Já para Mário Martins aponta para o atual cenário de”muita volatilidade” e diz que caso o mercado laboral comece a ceder “fará precipitar rapidamente o consumo privado para um patamar que empurrará a economia dos EUA e da UE para a recessão”.
“Conseguir travar a inflação sem ferir demasiado a economia” é visto pelos economistas da XTB como um dos principais desafios para os próximos meses. “Os desafios do ano passado deverão manter-se este ano, uma vez que a inflação permanece em níveis elevados.
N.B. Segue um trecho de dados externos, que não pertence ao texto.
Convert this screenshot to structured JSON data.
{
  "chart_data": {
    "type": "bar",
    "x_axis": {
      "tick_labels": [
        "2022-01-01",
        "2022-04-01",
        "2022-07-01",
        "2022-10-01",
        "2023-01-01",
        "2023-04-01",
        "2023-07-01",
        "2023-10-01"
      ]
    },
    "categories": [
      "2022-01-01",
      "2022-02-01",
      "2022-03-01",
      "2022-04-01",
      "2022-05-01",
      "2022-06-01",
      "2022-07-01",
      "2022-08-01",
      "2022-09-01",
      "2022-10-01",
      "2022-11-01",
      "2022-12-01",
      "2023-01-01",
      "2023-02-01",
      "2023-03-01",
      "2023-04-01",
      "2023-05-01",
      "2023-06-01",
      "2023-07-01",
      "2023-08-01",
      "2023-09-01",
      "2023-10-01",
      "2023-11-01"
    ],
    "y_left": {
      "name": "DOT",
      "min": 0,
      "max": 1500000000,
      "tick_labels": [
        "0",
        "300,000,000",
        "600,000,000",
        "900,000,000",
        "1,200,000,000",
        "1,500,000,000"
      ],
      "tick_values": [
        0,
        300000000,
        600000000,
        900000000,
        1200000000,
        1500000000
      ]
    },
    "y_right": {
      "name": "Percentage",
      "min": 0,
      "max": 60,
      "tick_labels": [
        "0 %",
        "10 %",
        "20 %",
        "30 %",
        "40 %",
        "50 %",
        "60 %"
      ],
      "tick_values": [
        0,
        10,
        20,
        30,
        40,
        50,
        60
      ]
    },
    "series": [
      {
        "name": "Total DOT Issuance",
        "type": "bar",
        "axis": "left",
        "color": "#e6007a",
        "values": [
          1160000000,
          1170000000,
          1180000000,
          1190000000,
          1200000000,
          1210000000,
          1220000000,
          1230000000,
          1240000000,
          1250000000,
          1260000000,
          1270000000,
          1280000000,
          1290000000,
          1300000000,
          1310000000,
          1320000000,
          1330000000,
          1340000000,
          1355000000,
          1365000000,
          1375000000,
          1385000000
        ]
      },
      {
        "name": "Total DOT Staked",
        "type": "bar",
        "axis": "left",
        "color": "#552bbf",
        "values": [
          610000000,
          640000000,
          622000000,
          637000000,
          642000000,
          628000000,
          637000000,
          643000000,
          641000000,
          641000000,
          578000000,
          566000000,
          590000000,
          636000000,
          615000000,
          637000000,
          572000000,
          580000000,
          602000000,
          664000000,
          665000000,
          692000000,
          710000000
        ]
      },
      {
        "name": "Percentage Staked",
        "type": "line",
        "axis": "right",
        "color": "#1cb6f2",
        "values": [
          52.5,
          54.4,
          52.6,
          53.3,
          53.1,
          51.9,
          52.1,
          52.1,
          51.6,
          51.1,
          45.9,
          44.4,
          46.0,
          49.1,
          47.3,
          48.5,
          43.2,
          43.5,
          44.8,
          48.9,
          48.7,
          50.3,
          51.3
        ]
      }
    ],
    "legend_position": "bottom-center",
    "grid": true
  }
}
O BCE está empenhado em trazer os níveis de inflação para as metas desejáveis, e apesar de se notar um abrandamento na atividade económica, ainda não é evidente o impacto deste abrandamento na taxa de inflação”, referem ao nosso jornal.
E Portugal?
Portugal como país periférico e estando bem mais afastado do conflito no Leste europeu seria potencialmente dos menos afetados, refere Paulo Rosa, no entanto, “a elevada cotação do petróleo no ano passado e a escassez de cereais, impulsionou os preços destes produtos no cabaz do índice de preços no consumidor português”. Ainda assim, o turismo português, sendo um dos setores mais importantes da economia nacional, “poderá ter sido beneficiado, sendo uma cabal alternativa ao turismo no leste europeu”.
Também o analista da ActivTrades chama a atenção para o facto de o regresso em força do turismo ter servido de almofada para amenizar impactos negativos, mas afirma que “a tempestade está à porta no mercado imobiliário, devido à subida repentina dos juros”, o que, no seu entender, “ irá provocar um rombo significativo na economia nacional”.
Já César das Neves diz que “Portugal não se destacou, nem pela positiva nem pela negativa”, acrescentando que “a única nota a referir foi (mais uma vez) a relativa inépcia dos programas de apoio às populações”.
E, apesar dos analistas da XTB ressalvarem que a exposição portuguesa ao conflito não foi tão grande quando comparada com países como a Alemanha, por exemplo, sempre concluem que “os portugueses acabaram por ser penalizados com a subida dos preços que retirou poder de compra às famílias e também penalizou as empresas, sobretudo as PMEs, que não conseguiram lidar com as variações frequentes dos preços das mercadorias”.